The Fourth Mandate (Society for Paranormals, #4) – Vered Ehsani
In the fourth installation, Mrs Knight realises her treasured Society for Paranormals is not what it seems. While recovering from the events of Revenge of the Mantis, she has to adjust to new technology, and the knowledge that the Society may be out to get her.
Curse of the Nandi (Society for Paranormals, #5) – Vered Ehsani
This is book 5 in the series, and it’s separate since it’s not part of the box set I bought. I slowed down reading them at this point, aware I was almost at the end of the series, so I wanted to savour them!
Evangeline and the Alchemist – Madeleine D’Este
I’ve welcomed Madeleine to my blog before to talk about spiritualism in 19th century Melbourne. It seemed only right that I read one of her books so I started with book 1 in her steampunk series. It’s a fun, quick read that rattles along at a great pace and I’ll be working my way through the rest of the series soon. If you enjoy adventure stories or steampunk, then you’ll enjoy Madeleine’s books.
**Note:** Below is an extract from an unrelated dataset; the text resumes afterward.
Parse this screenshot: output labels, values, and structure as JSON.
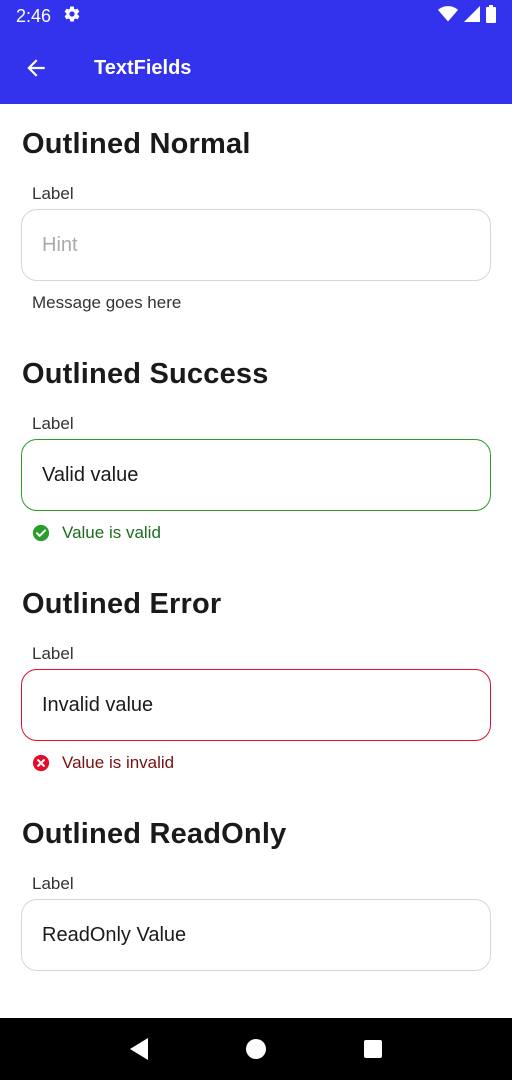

The Revenant of Thraxton Hall – (The Paranormal Casebooks of Sir Arthur Conan Doyle Book 1) – Vaughn Entwhistle
The conceit behind this series is a very clever one. Instead of exploring the adventures of Sherlock Holmes, Vaughn Entwhistle instead casts his creator, Sir Arthur Conan Doyle, as the detective, with the playwright (and genius) Oscar Wilde as his Watson. In this first case, the pair travel to the wilds of Lancashire to prevent the murder of a medium. It’s a fantastic read, and it’s the kind of book that makes you miss your stop on the bus or stay up way too late reading because you just can’t put it down. My first action upon finishing this one was to buy book 2. Can’t recommend it enough.
Long Night Moon (The Bradbury Institute Book 2) – Sonya Clark
Sonya Clark does it again! She never fails to astonish me with the breadth of her imagination and her mastery of her craft. As always, rich descriptions, a motley crew of characters, and a swift pace combine to make this a cracking read.
A Thousand Fiendish Angels – JF Penn
These three short stories were inspired by Dante’s Inferno. They’re also free to download so if you’ve never read JF Penn before, this is a great place to start. The stories take place in three very different settings, and are linked by a book bound in human skin.
The Travelling Bag and Other Stories – Susan Hill
I absolutely adore Susan Hill’s writing, and she produces creepy ghost stories like no one else! So when I spotted this collection in the library, I just had to read it. Balancing the weird, the Gothic, and the otherworldly, it’d be a brilliant read for Halloween. Just saying.
Under the Skin – Michel Faber
I only read this because it was required for an academic book I’d been working on. But I ended up really enjoying it all the same. Telling the tale of Isserley, an alien forced into the form of a human, it’s a fascinating look at the human race from a different point of view.
Discord – Katy Haye
I literally read book 1 in the Echoes of Earth series in one sitting, aside from having to pause while I changed trains. While it flirts with the ghost story (and very successfully, I might add), it’s definitely a science fiction novel through and through. Highly recommended.
Western/fantasy/who knows, it’s Stephen King
The Gunslinger – Stephen King
I’ll be honest, I tried to read this in paperback years ago and gave up. But my best friend’s husband kept telling me how great the books were so I bought the electronic version some time ago. It’s been sitting on my Kindle since July 2016 and I finally tackled it this year. I literally read it in two days so I’m looking forward to Book 2!
So that’s Part 2 of my Reading Challenge update!
Have you been doing the Goodreads Reading Challenge too? What have you read so far in 2017?